It’s really easy for me to tell someone that I “couldn’t care less” about whatever their problem is- especially when they’ve got a problem with me. It’s even easier for me to brag to other people about how resilient and “thick-skinned” I am. Yet, my anxiety at its core has always been the exact opposite. I’m like a fruit or vegetable with a hard outer shell, but the inside is as mushy as melted ice-cream. Anxiety makes me vulnerable. It whispers into my ear that something is wrong and someone is out to get me. However, in my recent quest to overcome anxiety once and for all, I’ve learned a weapon that can be used against it- the art of not giving a single damn.
“Darn” doesn’t convey the message I’m trying to send out to my readers. Nor does “crap”. I’m not censoring this because you won’t fully understand me if I do. The problem with anxiety is that it always leaves me feeling concerned about the unknown. Well I’ve got news to share with you all; you can’t worry about the unknown if you don’t care about the unknown.
If I’m making it sound easy, then I apologize for the miscommunication. This is a skill that I’ve been working on for some time now- months. Here’s how it works: I say something to someone, or do something around them, and I am plagued with negative thoughts about how they might feel about me (soon) afterwards.
“He probably hates you now.” “This is why you can’t make friends.” “You looked incredibly stupid when you did that.” “That text you sent probably offended them.”

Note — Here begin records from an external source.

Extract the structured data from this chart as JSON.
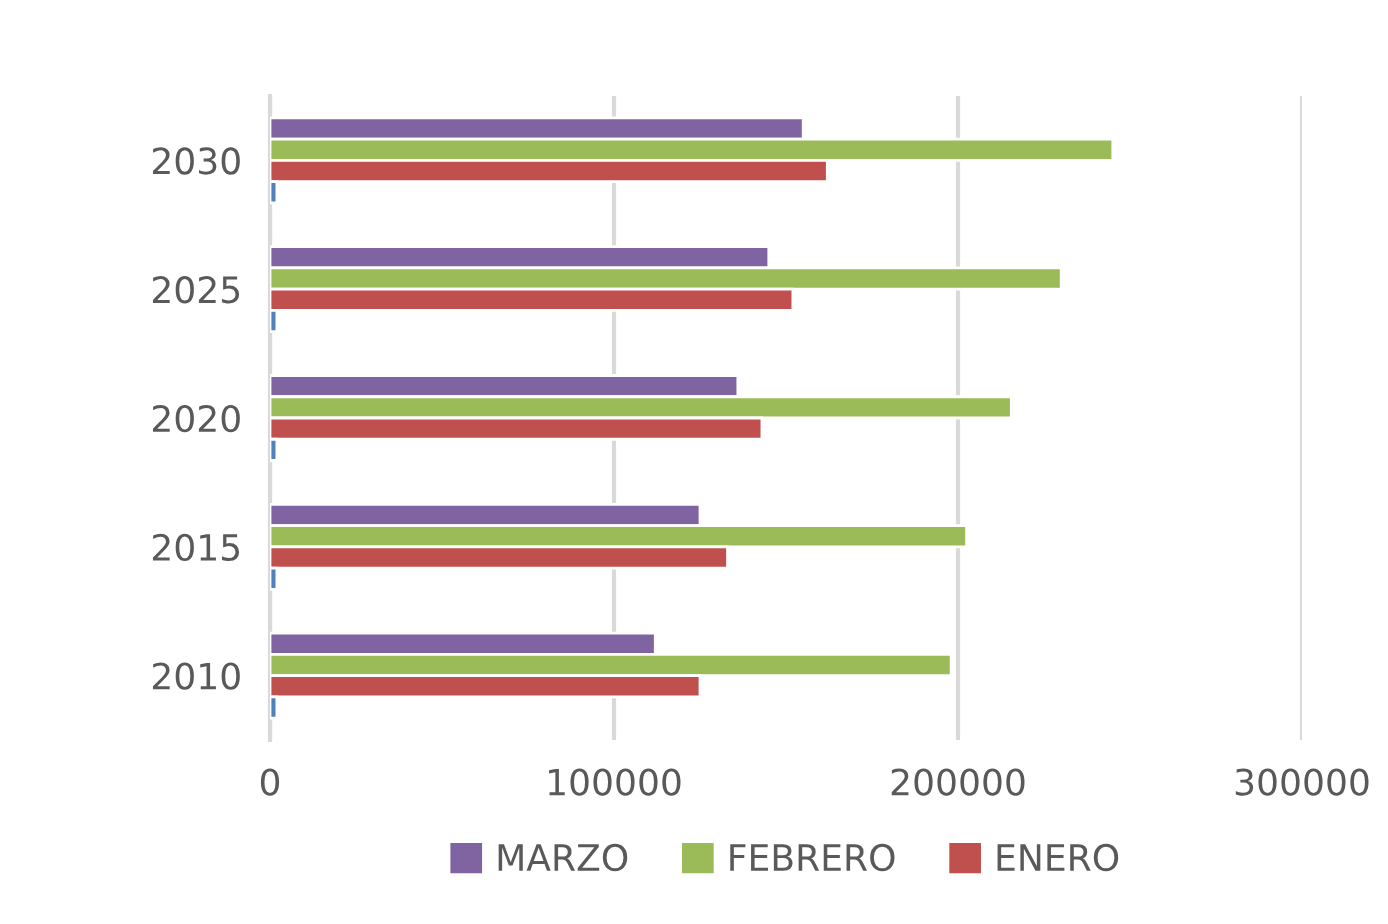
{
  "chart_data": {
    "type": "bar",
    "orientation": "horizontal",
    "categories": [
      "2030",
      "2025",
      "2020",
      "2015",
      "2010"
    ],
    "series": [
      {
        "name": "MARZO",
        "color": "#8064a2",
        "values": [
          155000,
          145000,
          136000,
          125000,
          112000
        ]
      },
      {
        "name": "FEBRERO",
        "color": "#9bbb59",
        "values": [
          245000,
          230000,
          215500,
          202500,
          198000
        ]
      },
      {
        "name": "ENERO",
        "color": "#c0504d",
        "values": [
          162000,
          152000,
          143000,
          133000,
          125000
        ]
      },
      {
        "color": "#4f81bd",
        "values": [
          2000,
          2000,
          2000,
          2000,
          2000
        ]
      }
    ],
    "xlim": [
      0,
      300000
    ],
    "xticks": [
      0,
      100000,
      200000,
      300000
    ],
    "grid": "x",
    "legend": "bottom"
  }
}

Anxiety comes creeping in, doing its normal routine of trying to convince me that something that I can not change is horrendously wrong. In the past, I would marinate on the thoughts. I’d be extra friendly to the person I’m worried about offending, to make up for my wrong doing. I might even just sit in my room, feeling bad about the woman I’ve become. But now, I’ve got a different routine;
“You looked incredibly stupid when you did that.” Oh well. Can’t change it now. Plus I know people who have done much worse! NEXT!
“That text probably offended them.” Well then they shouldn’t be so damn sensitive. NEXT!
“That person probably heard what you said or heard about it and now they hate you.” Well, first of all, it sounds like they’re obsessed with me. Second, they’re not the first or last person who I’ll end up accidentally offending. Third, they need to get the hell over it- if they even actually care. NEEEEXT!
Challenging negative thoughts is hard, but I’ve found that redirecting my frustration to the negative thoughts makes it easier. Why be mad at myself or someone else, when I can be mad at the evil spirit trying to ruin my life! And yes, sometimes my nonchalant attitude could come off as me not caring about anything. That’s why it takes practice. Learning when anxiety is appropriate and when it is not. Anyway, if you’re like me, you probably need to start putting yourself first and acting a little selfish anyway.
I encourage you to try doing the same if anxiety is plaguing you. Take your life back, NOW!